As that booming voice started to crack a little, he added: "I want to thank everybody from the bottom of my heart. I've had nothing but support, not only from Sydney fans but footy in general and I'm really appreciative for it.
"I'm really proud of what I achieved at this footy club and, despite what has happened, I genuinely believe I've left the footy club a better person and I'm forever indebted to the Sydney Swans.
"I'm so honoured to have played for the club and, although it's not rosy the way I'm going out, I'm still proud of everything I've achieved here."
With that - and with his now former teammates preparing for the second half against Essendon - Hall waved some final farewells from the back of the ute to those standing patrons, battled to hold back the emotions, then disappeared up the race under the Bradman Stand.
His colourful 162-game Sydney career was suddenly over - at least for now.
Hall will decide later this year if boxing will be his next endeavour or whether he attempts to restart his football career at another club. For now, it's over.
With the emotion of Hall's final ride and the Swans' hopes of reaching the finals a week-by-week proposition that, according to Paul Roos, has "not much margin for error", you might have thought the players would return from the major break and turn the day into a complete celebration.

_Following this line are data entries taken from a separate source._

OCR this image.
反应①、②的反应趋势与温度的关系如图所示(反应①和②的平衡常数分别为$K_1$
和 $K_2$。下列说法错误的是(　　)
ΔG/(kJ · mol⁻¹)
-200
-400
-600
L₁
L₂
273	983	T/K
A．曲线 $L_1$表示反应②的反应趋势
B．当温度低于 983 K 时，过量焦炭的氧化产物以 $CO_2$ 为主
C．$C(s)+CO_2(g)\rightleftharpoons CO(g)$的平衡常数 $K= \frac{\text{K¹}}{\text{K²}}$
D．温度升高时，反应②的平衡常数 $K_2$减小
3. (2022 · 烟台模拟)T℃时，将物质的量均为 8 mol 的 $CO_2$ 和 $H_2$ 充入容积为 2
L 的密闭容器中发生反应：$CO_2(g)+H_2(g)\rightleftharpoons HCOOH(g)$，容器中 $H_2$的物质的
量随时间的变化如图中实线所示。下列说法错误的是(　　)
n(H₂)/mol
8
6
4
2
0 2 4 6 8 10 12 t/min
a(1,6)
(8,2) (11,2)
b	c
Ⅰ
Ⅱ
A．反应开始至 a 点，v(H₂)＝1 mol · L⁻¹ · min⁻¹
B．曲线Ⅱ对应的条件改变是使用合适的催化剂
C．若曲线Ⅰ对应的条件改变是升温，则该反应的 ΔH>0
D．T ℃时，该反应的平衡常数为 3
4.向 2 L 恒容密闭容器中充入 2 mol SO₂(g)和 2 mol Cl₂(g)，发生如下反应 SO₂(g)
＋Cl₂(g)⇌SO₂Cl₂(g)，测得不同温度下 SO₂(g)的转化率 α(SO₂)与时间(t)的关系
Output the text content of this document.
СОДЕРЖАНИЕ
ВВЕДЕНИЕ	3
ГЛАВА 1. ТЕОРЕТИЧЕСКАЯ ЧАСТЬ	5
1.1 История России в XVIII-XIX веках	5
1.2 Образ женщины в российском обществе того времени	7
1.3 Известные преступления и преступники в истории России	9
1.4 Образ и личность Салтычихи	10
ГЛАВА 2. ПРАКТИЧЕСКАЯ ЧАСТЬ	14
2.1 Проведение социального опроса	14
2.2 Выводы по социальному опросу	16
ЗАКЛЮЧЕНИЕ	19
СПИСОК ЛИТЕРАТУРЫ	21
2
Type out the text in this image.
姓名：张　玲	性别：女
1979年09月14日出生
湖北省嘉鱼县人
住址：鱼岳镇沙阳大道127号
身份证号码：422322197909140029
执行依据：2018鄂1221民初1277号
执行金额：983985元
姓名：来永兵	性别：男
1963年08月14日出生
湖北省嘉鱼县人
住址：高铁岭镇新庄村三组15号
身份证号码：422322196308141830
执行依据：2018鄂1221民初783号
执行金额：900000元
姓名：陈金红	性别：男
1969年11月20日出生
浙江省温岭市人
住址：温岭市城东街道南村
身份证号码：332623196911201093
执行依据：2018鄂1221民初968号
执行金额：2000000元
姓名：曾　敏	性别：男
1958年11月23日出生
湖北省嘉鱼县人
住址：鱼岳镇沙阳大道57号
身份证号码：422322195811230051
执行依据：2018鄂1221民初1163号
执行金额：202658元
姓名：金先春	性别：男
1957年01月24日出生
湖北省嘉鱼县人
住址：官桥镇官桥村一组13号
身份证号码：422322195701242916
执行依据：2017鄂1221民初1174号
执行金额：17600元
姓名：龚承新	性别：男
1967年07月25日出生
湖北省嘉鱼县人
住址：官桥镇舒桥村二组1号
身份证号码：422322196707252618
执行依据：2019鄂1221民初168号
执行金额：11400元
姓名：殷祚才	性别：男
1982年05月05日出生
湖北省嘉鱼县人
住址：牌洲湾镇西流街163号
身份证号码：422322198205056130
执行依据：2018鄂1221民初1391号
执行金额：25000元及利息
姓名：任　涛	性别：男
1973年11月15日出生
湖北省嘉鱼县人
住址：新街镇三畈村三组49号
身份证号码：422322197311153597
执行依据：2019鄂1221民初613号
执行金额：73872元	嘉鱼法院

Instead it became a little like a wake.
Fans reminisced with their favourite Bazza stories, the way people speak about the recently departed, while in the background they looked on as their team was torn apart.
The 10.12 (72) to 15.17 (107) loss - their fifth in their past six outings - leaves the Swans now two games outside the eight, and with five of their last eight matches against top-eight teams, including Geelong and St Kilda, even the most optimistic fan might be wondering already what they will do in September.
Essendon dominated the opening quarter and, had they not squandered so many opportunities, the game could have easily been over very early.
The largest lead the Dons would hold in the first stanza was 10 points but by the first break there was less than a kick in it, with the visitors leading 4.6 (30) to 4.4 (28).
In the second term Essendon took their opportunities and opened up a 25-point lead after an Andrew Welsh goal in the 22nd minute. Finally, almost 25 minutes into the quarter, Sydney's first goal arrived through Ryan O'Keefe. It wasn't quite a comeback but it was something for the Swans to take into half-time, and at the main break they trailed Essendon by 18 points - 8.8 (56) to 5.8 (38).
Despite the half-time emotion, it didn't help the Swans. When the Dons kicked four goals to two for the third term, they led by 31 points at the last break, and it was impossible to see Sydney getting back into the game. Despite Michael O'Loughlin finishing with three goals for the day, there was no magic comeback yesterday.